List of TSS from GTF file
1
0
Entering edit mode
3.5 years ago
Roman Hillje ▴ 40

Hi,

I'd like to create lists of transcription start sites based on the GTF files of the multiple annotation sets we have in our group. For example, for mm10 we have GENCODE annotation, RefSeq annotation, refGene etc. For each of them, I have a GTF/GFF file. Having a list of TSS regions is particularly helpful when doing ChIPseq analysis.

What I tried so far is the following protocol:

• reading the GTF file using readGFF (rtracklayer package)
• define the TSS as the start position for each entry that is on the + strand and as the end position of every entry that is on the - strand
• get all unique TSS (per chromosome)

However, using the GENCODE annotation (very comprehensive) I end up with ~420k TSS (all) or ~350k TSS (protein coding transcripts). This is a bit too much, considering that there are ~50k unique genes in the list.

Do you have any recommendation for how to reduce the list? For example, I could take the first/last TSS for each gene, but I don't know what is a solid way to proceed here.

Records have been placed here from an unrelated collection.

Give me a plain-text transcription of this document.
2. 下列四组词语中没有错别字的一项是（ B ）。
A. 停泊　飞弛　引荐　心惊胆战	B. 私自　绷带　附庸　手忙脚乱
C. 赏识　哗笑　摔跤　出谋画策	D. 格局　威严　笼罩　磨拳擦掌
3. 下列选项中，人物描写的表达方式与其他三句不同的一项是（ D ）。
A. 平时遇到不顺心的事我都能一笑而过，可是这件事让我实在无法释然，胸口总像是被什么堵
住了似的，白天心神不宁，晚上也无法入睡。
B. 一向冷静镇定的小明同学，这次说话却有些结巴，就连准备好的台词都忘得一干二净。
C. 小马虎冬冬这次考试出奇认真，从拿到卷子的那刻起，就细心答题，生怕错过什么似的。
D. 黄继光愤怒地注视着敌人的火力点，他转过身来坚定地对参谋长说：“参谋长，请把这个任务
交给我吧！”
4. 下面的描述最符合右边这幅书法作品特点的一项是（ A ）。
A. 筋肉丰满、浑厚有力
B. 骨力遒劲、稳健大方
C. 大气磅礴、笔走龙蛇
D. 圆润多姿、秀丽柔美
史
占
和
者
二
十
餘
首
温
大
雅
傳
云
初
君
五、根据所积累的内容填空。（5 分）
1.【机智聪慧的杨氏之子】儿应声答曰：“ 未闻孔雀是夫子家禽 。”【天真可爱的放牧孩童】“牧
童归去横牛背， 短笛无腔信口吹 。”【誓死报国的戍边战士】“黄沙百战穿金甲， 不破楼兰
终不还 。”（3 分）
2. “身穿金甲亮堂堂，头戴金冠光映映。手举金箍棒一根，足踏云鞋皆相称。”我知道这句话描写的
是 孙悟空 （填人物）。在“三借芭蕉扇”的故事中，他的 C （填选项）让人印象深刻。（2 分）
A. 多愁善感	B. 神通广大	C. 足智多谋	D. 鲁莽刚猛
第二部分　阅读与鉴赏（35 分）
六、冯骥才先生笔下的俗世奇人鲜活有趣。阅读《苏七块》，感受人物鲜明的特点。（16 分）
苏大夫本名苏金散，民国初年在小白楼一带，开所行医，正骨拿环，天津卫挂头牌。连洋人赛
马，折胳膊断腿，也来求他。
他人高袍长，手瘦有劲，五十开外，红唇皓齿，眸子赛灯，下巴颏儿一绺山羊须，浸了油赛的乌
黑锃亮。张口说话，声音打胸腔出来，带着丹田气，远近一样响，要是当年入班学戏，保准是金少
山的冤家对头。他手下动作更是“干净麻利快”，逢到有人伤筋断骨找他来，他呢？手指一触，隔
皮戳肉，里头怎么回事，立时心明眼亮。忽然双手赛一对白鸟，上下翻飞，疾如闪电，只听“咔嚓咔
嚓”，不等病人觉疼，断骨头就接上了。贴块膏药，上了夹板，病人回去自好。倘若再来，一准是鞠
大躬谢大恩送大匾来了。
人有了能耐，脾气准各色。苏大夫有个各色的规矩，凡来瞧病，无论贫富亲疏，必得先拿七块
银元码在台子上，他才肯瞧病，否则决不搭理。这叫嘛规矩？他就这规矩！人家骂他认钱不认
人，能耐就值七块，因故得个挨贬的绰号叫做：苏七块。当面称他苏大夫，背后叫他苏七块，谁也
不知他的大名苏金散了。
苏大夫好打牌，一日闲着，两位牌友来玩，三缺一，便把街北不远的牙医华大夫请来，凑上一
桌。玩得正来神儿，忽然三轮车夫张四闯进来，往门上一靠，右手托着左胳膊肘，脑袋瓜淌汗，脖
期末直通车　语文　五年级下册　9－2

Any suggestion is appreciated. If it is easier, I would also use an online reference to get the TSS from but I thought it was most coherent to use the same annotation files for all the analysis (including RNAseq data).

Thanks, Roman

TSS GTF • 4.8k views
1
Entering edit mode

Are you just pulling the start position of each entry (each line) in GTF ?

0
Entering edit mode

Hi Alex..

I’m planning to create my own file of TSS with upstream and downstream region using the gencode annotation gtf file..I saw your post and I would like to know more about how did you upload the gtf file in R, how did you define the TSS regions and etc. could you please help me with that??

Thanks

2
Entering edit mode
3.5 years ago

First filter the GTF file for genes, so that you generate a list of TSSs based on gene annotations.

0
Entering edit mode

Thanks, I don't know how I missed this obvious step. That brought the list down to a manageable number (~50k).

And taking the start/end for +/- strand, respectively, is the right way to go?

0
Entering edit mode

Yes, though you might also look at CAGE data for experimental confirmation of TSSs.